Last June, Brendan Cox was at a restaurant with a colleague when he received a life-changing phone call. His wife, British lawmaker Jo Cox, had been attacked.

“I remember running to the train just thinking, just be OK, like if you’re injured, if you’re hurt, we’ll be OK, we’ll put you all back together, just don’t die. Then I was on the train and spoke to her sister, Kim, who told me that she hadn’t made it,” Cox recalls.

Jo Cox, 41, was shot and stabbed to death on a street in Birstall, northern England, following a meeting with some of her constituents on June 16 last year. The attack, which happened just days before the Brexit referendum, shocked Britain.

In the days after her brutal murder, with the encouragement of family and strangers, Brendan began to write. His tribute to the life and career of his wife — a young Labour Party MP heralded as a champion for women, immigrants and the vulnerable — helped him “process what has happened.”

Brendan Cox’s book, “Jo Cox: More in Common,” was released on the anniversary of Jo’s brutal murder this month. The title serves as a poignant reference to his wife’s maiden speech in Parliament, when she spoke of how British communities — including the one she represented — had been greatly enhanced by diversity.

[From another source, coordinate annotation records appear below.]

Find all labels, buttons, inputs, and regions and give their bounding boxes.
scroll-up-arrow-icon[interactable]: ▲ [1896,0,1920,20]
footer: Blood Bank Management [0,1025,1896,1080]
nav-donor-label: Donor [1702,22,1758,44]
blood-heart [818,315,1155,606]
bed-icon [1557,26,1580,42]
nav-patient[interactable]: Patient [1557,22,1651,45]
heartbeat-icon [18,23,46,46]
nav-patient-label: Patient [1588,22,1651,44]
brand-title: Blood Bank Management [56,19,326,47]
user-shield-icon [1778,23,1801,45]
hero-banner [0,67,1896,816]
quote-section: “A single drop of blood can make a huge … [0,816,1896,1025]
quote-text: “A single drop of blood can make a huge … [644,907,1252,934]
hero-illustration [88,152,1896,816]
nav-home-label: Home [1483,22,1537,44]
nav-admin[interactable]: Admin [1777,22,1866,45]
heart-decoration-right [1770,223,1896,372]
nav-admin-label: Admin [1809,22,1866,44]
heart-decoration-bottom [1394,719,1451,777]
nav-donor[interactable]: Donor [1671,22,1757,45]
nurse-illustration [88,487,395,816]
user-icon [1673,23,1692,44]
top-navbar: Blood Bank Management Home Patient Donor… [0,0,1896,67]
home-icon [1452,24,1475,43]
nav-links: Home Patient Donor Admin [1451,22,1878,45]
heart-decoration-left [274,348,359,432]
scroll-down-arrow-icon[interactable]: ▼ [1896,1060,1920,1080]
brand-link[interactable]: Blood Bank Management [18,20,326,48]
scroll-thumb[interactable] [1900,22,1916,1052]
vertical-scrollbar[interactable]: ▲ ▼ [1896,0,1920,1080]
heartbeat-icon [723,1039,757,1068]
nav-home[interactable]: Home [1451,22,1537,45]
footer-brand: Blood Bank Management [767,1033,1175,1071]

Speaking to CNN’s Christiane Amanpour this week, Cox said he wrote the book for those “who wanted to learn more about her — people who felt she stood for something.”

“Her sense of our country and the time that we’re living in, where I think we spend a lot of time talking about diversity and difference and we’re not very good actually at talking about the things that bind us together,” Cox said.

He also spoke of a more personal bond he shares with his young children who, he says, carry “Jo’s spirit.”

In the book, Cox writes about one of the toughest decisions he ever had to make: whether to let the children see their mother one last time at the morgue.

“Seeing Jo’s body was an important part of them understanding and grieving,” Cox told CNN. “When you’re that little, death is quite a hard thing to conceive of and conceptualize. You have to be quite brutal, brutally honest so that they do understand what has happened.

“I think seeing their mom, and clearly knowing that life wasn’t there anymore, helped them move to that next stage,” he said.

Cox also tells of his surprise when then-US President Barack Obama called just days after Jo’s death, to offer his sympathy, and to invite him and the children to the White House. Before she became an MP, Jo had volunteered on Obama’s election campaign.

Now Cox has channeled Jo’s ethos and dedication to public service by organizing a movement he’s called “The Great Get Together” to share her “More in Common” philosophy.

Across the UK this weekend, hundreds of community events have been planned for Britons to “share food with their neighbors, and to celebrate the things that bind us together.”

The get together, supported by politicians and celebrities including chef Jamie Oliver, aims to bring cheer to a country that has suffered a string of terror attacks, a brutal election campaign and, most recently, a catastrophic fire in a housing estate in West London.

“We need even more so after Manchester (terror attack) and after London (terror attack) and after the election, after the referendum, just to say, let’s talk about those things that we have in common. I think it’s overdue,” Cox said.